Artikel mit ‘Skurril’ getagged

Die Lady im Lieferwagen - Alan Bennett

Dienstag, 15. September 2009

Das Buch vereint gleich 3 Vorzüge in einem: erschienen im Wagenbach Verlag, den ich sehr schätze, geschrieben von Alan Bennett, den ich seit „Die souveräne Leserin“ einfach klasse finde UND: es ist einfach eine tolle, irrwitzige Geschichte. Miss Shepherd gehört der Lieferwagen, der irgendwann in der Einfahrt steht – und dort bleibt er 20(!) Jahre. Bennett hat über die Schrullen und Einfälle dieser sehr ungewöhnlichen Frau Tagebuch geführt…die in diesem Lieferwagen Kommandozentrale, Wohnstatt und Denkerklause vereint. Einfach ein herrliches Stück britischer Komik.

Ein paar Leute suchen das Glück und lachen sich tot - Sibylle Berg

Donnerstag, 20. März 2008

Das hat mir richtig gut gefallen, lauter kurze Fragmente von Menschen zwischen 16 und 80, die auf irgendeiner Art zusammengehören, aber auch wieder nicht.

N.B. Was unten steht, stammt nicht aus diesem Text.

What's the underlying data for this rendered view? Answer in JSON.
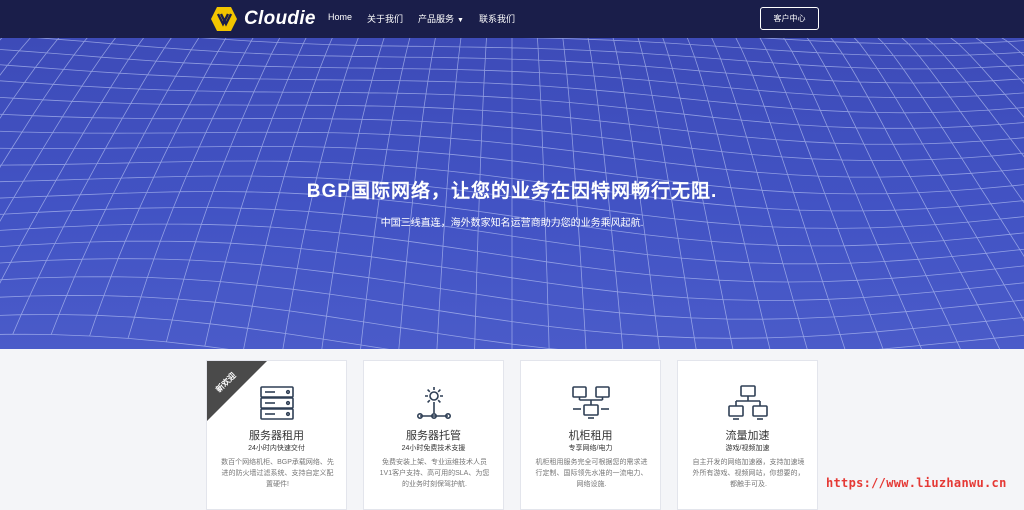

Herrliche Schilderungen. In vielem erkennt man sich doch erschreckt wieder. Und doch, überall blitzt nochmal Hoffnung auf. Vielleicht gibt es das große Glück ja doch noch, nach all dem Scheiß? Klasse! Von ihr werde ich ganz sicher noch mehr lesen!

Freaks - Joey Goebel

Donnerstag, 20. März 2008

Toll! Nur 192 Seiten und doch hab ich nicht das Gefühl das irgendwas zu kurz gekommen sei. Eine Band die aus völlig unterschiedlichen Leuten besteht, das jüngste Mitglied ist etwa 8, die älteste schon weit über 70. Und trotzdem. Sie rocken. Sie wollen auf die Bühne. Und überhaupt: normal sind die alle nicht. Und es macht grandiosen Spaß das zu lesen!

Das Albtraumreich des Edward Moon - Jonathan Barnes

Donnerstag, 20. März 2008

Kann man sich vormerken, wenn man eine Vorliebe für Skurriles, mittelmässig ekelhaftes und eine verwundene Story hat. Irgendwie hat es auch Witz und einige richtig gute Szenen, ein paar ungewöhnliche Charaktere - ein Fantasyhistorisch-abgedrehter Roman. Aber wie gesagt - es ist wirklich sehr gewöhnungsbedürftig, aber ich glaube trotzdem das es seine Fans findet.

Bücher auf Rädern - Ian Sansom

Montag, 01. Januar 2007

Also das war echt spannend :) Die Geschichte dieses etwas naiven britischen Bibliothekars dessen erste “Amtshandlung” darin besteht, 15.000 gestohlene Bücher wieder aufzustöbern und wie die Einheimischen ihn dabei “unterstützen”, das ist teilweise richtig komisch, man erfährt noch so einiges über Irland und Gepflogenheiten und mir gings jedenfalls so das ich am Ende riiichtig gespannt auf die “Lösung” war. Und vorallem - das Buch hätte ruhig länger sein können, grade hatte man die Charaktere ins Herz geschlossen.